How wrong could I be? Bendy and the Ink Machine, despite its’ cute and cuddly first impression, gets dark. I soon found myself subject to that disconcerting stomach knot familiar to all fans of survival horror; that unsettled, tense state of mind that I last encountered in The Evil Within 2. The remarkable thing here is that Bendy had that impact on me without any of the lavish visuals and AAA budget of (for example) Resident Evil 7 (which also scared the bejeesus out of me).
The game begins innocently. You assume the role of Lead Animator Henry, who returns to his old workshop after a summons from the Studio Head. The studio, and its Head, are reminiscent of a parallel universe Walt Disney. Henry discovers the studio abandoned and is quickly drawn into familiar survival horror tropes such as finding key components or enabling power for elevators.
The puzzles pick up pace as you encounter an increasingly bizarre cast of characters, the majority of whom are either hell bent on killing you or using you to achieve their own nefarious purpose. Your defences are pretty weak – you’ll fight for survival using the aforementioned plunger and a length of pipe. There are tantalising glimpses of a Tommy Gun mid-game, but you need to jump through some serious hoops to get your hands on it. Combat isn’t really Bendy’s focus though. The emphasis is on exploration, puzzles and narrative, which makes it closer in spirit to genuine survival horror than gun-toting abominations like Resi 6 (for example).
Perhaps as a result, combat can be tricky. Despite the first person perspective, the game isn’t really set up for these encounters and as you face some of the studio’s more aggressive denizens, you may get a little frustrated. There’s one section where you have to give up an axe (which was pretty effective) and fight off three little monsters with a very ineffectual pipe wrench. It felt like the game was trying to make that section artificially harder, when in reality it just became a chore. I eventually succeeded by hiding just out of reach and clobbering the bad guys, which felt a bit cheap.
Puzzles are numerous, and for the most part, good. They range in difficulty between the blindingly obvious to the ‘I’ll just have a peek on YouTube’, but they generally feel like natural barriers to progression rather than the developer shoe-horning them in to break up the gameplay.
Visually, I was quite impressed. Bendy has a very distinctive look and feel – I was halfway through before the penny dropped and I realised it reminded me of A-Ha’s Take on Me video. Character models are really impressive though, and I guarantee some will stay lodged in your mind after you’re done with the game. Music is kept to a minimum. Often, the only sound will be your own footsteps which actually helped to build atmosphere and really adds to the sense of isolation as you explore the darkest depths of the studio.
The decent puzzles and passable combat are exceeded by a very well-crafted narrative which unfolds as you play. Tape recorders are placed throughout the studio; some of these provide clues, some add layers to the story, detailing the Studio Heads descent into madness.
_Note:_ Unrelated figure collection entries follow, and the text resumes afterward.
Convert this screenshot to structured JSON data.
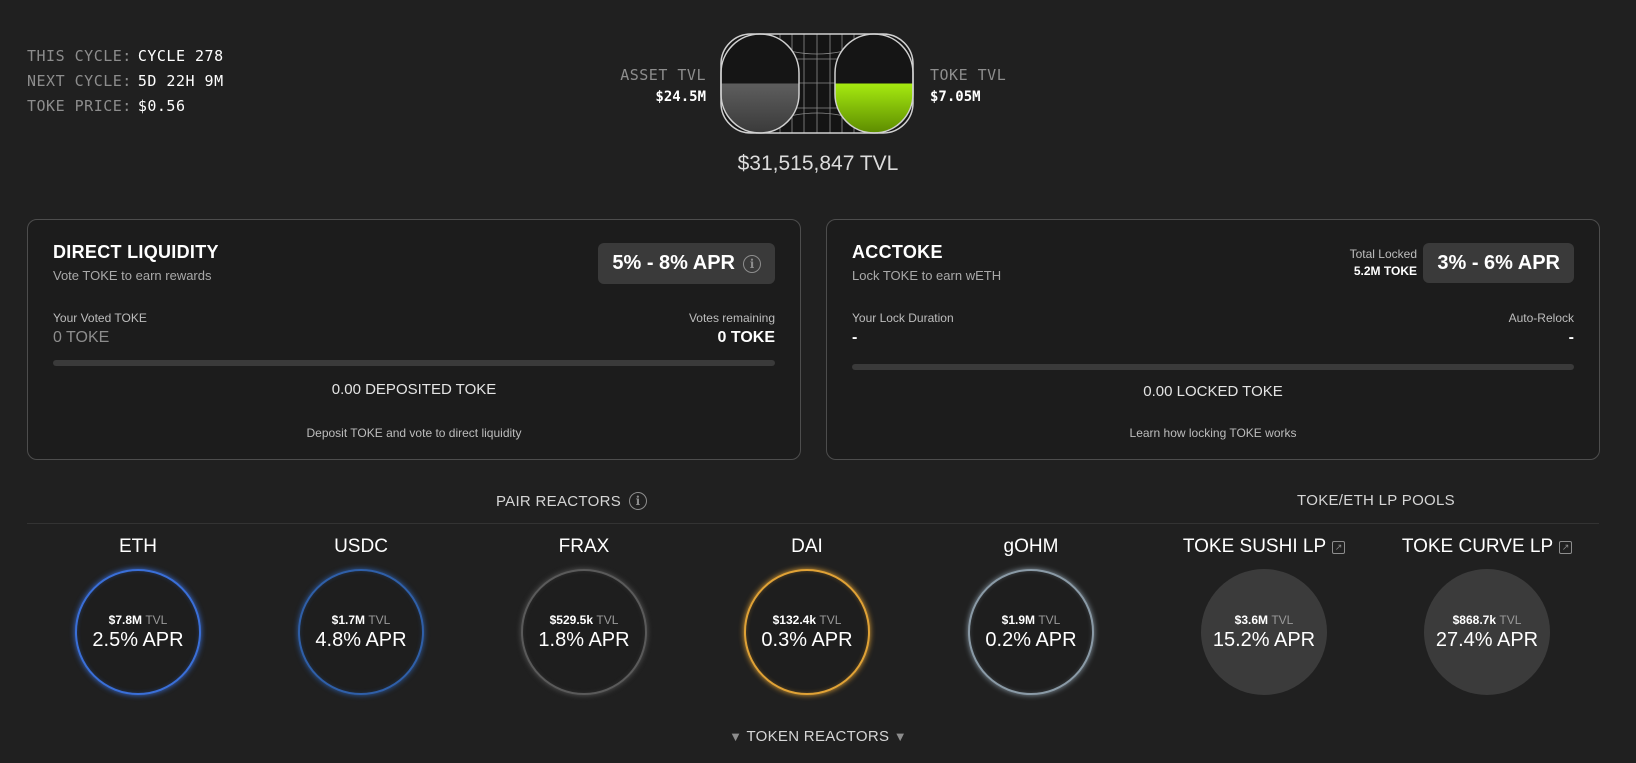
{
  "cycle": {
    "this_cycle_label": "THIS CYCLE:",
    "this_cycle_value": "CYCLE 278",
    "next_cycle_label": "NEXT CYCLE:",
    "next_cycle_value": "5D 22H 9M",
    "price_label": "TOKE PRICE:",
    "price_value": "$0.56"
  },
  "tvl": {
    "asset_label": "ASSET TVL",
    "asset_value": "$24.5M",
    "toke_label": "TOKE TVL",
    "toke_value": "$7.05M",
    "total": "$31,515,847 TVL",
    "asset_fill_pct": 50,
    "toke_fill_pct": 50,
    "accent_color": "#9bd900"
  },
  "direct": {
    "title": "DIRECT LIQUIDITY",
    "subtitle": "Vote TOKE to earn rewards",
    "apr": "5% - 8% APR",
    "voted_label": "Your Voted TOKE",
    "voted_value": "0 TOKE",
    "remaining_label": "Votes remaining",
    "remaining_value": "0 TOKE",
    "progress_pct": 0,
    "deposited": "0.00 DEPOSITED TOKE",
    "footer": "Deposit TOKE and vote to direct liquidity"
  },
  "acctoke": {
    "title": "ACCTOKE",
    "subtitle": "Lock TOKE to earn wETH",
    "total_locked_label": "Total Locked",
    "total_locked_value": "5.2M TOKE",
    "apr": "3% - 6% APR",
    "duration_label": "Your Lock Duration",
    "duration_value": "-",
    "relock_label": "Auto-Relock",
    "relock_value": "-",
    "progress_pct": 0,
    "locked": "0.00 LOCKED TOKE",
    "footer": "Learn how locking TOKE works"
  },
  "pair_reactors": {
    "title": "PAIR REACTORS",
    "items": [
      {
        "name": "ETH",
        "tvl": "$7.8M",
        "unit": "TVL",
        "apr": "2.5% APR",
        "color": "#3a6fd8"
      },
      {
        "name": "USDC",
        "tvl": "$1.7M",
        "unit": "TVL",
        "apr": "4.8% APR",
        "color": "#2f5fa8"
      },
      {
        "name": "FRAX",
        "tvl": "$529.5k",
        "unit": "TVL",
        "apr": "1.8% APR",
        "color": "#5a5a5a"
      },
      {
        "name": "DAI",
        "tvl": "$132.4k",
        "unit": "TVL",
        "apr": "0.3% APR",
        "color": "#e0a236"
      },
      {
        "name": "gOHM",
        "tvl": "$1.9M",
        "unit": "TVL",
        "apr": "0.2% APR",
        "color": "#8a9aa6"
      }
    ]
  },
  "lp_pools": {
    "title": "TOKE/ETH LP POOLS",
    "items": [
      {
        "name": "TOKE SUSHI LP",
        "tvl": "$3.6M",
        "unit": "TVL",
        "apr": "15.2% APR"
      },
      {
        "name": "TOKE CURVE LP",
        "tvl": "$868.7k",
        "unit": "TVL",
        "apr": "27.4% APR"
      }
    ]
  },
  "token_reactors": {
    "label": "TOKEN REACTORS"
  }
}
All are worth listening to (not least because listening to them all earns an achievement).
It’ll take more than one playthrough to get the full 1000 Gamer Score. There’s one binary choice in the game which splits the narrative and demands a second playthrough to unlock all the achievements and discover everything Bendy has to offer. This is no bad thing, as even the average gamer (like me!) will complete the campaign in around five hours.
In an era when survival horror titles often equip you with an Uzi and a rocket launcher, Bendy and the Ink Machine goes pure old school. You’ll need to keep your wits about you and get creative to survive. The cartoony visuals might put some gamers off, but those that dismiss the game on that basis will miss a truly creepy and memorable experience. At £21.19 on the Microsoft Store, it isn’t cheap, but does provide enough scares and enjoyment to justify the price.
Many thanks to Dead Good Media for the review code.